Kifli
Kifli (KEE-flee) is a traditional Hungarian cookie made by cutting sheets of soft flour dough into triangular wedges, wrapping those wedges around a filling of sweetened nuts (usually walnuts or pecans) to create a crescent-shaped morsel, which is then baked (permitting the dough to puff) and then lightly sprinkled with confectioner's sugar or cinnamon.
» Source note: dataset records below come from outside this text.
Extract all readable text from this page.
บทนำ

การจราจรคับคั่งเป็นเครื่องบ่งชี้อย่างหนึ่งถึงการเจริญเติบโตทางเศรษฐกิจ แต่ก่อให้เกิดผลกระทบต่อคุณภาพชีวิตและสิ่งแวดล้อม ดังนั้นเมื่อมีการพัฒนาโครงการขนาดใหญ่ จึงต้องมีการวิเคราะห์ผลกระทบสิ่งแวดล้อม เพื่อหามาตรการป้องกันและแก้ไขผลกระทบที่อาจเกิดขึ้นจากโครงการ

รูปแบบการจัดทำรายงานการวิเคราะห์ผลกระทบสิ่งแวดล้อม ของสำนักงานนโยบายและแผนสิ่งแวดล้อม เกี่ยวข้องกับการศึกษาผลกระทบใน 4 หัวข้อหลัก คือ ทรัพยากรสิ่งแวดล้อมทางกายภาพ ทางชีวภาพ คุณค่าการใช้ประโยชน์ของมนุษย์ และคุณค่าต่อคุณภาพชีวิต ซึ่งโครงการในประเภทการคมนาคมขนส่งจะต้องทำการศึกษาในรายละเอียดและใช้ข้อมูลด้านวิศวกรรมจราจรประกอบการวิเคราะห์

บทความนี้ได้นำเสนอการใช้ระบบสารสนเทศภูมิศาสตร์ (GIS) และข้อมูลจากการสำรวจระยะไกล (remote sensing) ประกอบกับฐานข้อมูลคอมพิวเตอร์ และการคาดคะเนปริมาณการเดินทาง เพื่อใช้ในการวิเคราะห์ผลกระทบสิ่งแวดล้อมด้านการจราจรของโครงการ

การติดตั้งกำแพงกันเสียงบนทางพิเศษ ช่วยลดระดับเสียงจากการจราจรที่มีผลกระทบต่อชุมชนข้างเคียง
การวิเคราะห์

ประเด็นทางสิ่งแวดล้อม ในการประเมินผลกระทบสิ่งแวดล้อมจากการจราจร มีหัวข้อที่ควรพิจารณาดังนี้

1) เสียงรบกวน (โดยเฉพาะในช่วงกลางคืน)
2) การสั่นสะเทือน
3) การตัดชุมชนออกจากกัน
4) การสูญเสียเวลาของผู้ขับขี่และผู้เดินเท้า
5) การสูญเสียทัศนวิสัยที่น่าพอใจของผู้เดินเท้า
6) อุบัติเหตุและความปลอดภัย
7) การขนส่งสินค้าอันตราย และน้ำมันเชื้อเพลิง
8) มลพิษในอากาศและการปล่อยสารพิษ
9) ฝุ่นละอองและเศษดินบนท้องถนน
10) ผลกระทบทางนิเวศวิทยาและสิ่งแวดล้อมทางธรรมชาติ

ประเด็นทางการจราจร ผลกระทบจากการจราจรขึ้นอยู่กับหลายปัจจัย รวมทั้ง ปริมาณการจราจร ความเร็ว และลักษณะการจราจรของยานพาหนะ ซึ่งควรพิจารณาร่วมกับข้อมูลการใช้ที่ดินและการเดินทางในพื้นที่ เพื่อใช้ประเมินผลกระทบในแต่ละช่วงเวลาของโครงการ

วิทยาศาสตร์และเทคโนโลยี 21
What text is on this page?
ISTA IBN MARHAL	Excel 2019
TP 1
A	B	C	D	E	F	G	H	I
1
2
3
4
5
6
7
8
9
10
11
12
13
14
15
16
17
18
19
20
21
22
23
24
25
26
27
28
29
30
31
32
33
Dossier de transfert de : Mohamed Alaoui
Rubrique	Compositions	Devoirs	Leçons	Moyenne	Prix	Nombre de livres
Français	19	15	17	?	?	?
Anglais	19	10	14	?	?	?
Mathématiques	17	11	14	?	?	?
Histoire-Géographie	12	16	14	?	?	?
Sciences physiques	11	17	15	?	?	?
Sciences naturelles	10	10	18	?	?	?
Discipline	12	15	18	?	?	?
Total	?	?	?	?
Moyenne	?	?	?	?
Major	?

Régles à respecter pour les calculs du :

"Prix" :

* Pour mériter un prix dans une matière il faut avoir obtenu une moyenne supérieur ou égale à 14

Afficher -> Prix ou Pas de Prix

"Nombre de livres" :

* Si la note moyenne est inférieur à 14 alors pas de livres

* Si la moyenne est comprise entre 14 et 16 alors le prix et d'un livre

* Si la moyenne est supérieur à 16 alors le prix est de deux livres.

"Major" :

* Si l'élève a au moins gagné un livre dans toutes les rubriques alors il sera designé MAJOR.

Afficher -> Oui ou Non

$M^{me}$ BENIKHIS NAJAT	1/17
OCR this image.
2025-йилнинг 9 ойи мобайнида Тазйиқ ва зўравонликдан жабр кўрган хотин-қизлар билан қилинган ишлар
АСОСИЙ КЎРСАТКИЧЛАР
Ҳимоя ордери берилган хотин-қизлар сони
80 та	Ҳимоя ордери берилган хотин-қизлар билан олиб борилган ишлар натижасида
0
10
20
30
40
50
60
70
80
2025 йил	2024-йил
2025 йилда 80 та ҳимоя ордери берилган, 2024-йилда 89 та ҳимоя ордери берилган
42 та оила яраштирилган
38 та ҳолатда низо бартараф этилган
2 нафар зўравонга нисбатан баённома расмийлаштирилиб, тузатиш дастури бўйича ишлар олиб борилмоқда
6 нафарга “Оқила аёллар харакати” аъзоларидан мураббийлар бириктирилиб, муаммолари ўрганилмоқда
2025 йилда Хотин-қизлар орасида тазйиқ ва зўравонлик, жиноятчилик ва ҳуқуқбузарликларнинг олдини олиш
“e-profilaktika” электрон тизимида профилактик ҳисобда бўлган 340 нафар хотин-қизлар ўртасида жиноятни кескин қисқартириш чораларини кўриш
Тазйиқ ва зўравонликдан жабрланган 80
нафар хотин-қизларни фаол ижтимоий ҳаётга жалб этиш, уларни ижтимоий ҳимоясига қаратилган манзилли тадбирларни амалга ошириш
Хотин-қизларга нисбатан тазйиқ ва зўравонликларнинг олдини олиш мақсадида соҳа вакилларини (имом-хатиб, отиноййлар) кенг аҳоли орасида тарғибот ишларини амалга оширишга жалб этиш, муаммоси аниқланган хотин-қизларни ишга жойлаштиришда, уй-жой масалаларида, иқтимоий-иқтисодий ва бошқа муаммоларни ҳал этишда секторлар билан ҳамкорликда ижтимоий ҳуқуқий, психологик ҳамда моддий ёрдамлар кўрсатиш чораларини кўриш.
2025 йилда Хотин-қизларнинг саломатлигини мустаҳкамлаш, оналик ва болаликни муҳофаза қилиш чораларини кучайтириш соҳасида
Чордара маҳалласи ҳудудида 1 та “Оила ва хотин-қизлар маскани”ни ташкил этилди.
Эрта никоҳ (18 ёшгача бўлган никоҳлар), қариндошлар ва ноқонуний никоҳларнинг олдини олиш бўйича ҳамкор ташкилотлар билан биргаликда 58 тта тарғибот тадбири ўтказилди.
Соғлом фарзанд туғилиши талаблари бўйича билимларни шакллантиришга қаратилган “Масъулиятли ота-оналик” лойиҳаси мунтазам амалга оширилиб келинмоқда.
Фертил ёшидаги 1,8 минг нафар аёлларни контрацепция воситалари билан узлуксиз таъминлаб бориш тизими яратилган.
Legend has it that kifli is the progenator of the croissant. The word kifli in Hungarian means "crescent moon," and like the croissant the cookie has a crescent shape. At the end of the 17th century the Ottoman Turks stormed Budapest. The local bakers, who began their work early in the day, were able to raise the alarm and thus helped to defeat the enemy invasion. To symbolize their victory, the bakers employed the emblem of the Turkish empire, the crescent moon, out of puff pastry. The popularity of this commemorative desert is rumored to have become popular in Vienna as well as Budapest, leading the Austrian-born Marie Antoinette, queen of France, to bring a desire for it with her to Paris in the 18th century.
This legend is recorded in Alfred Gottschalk's discussion of the croissant in the first edition (1938) of the Larousse Gastronomique. Gottschalk references the legend about the Turkish attack on Budapest in 1686, in the "history of food" section, although he also discusses a similar legend about the siege of Vienna in 1683.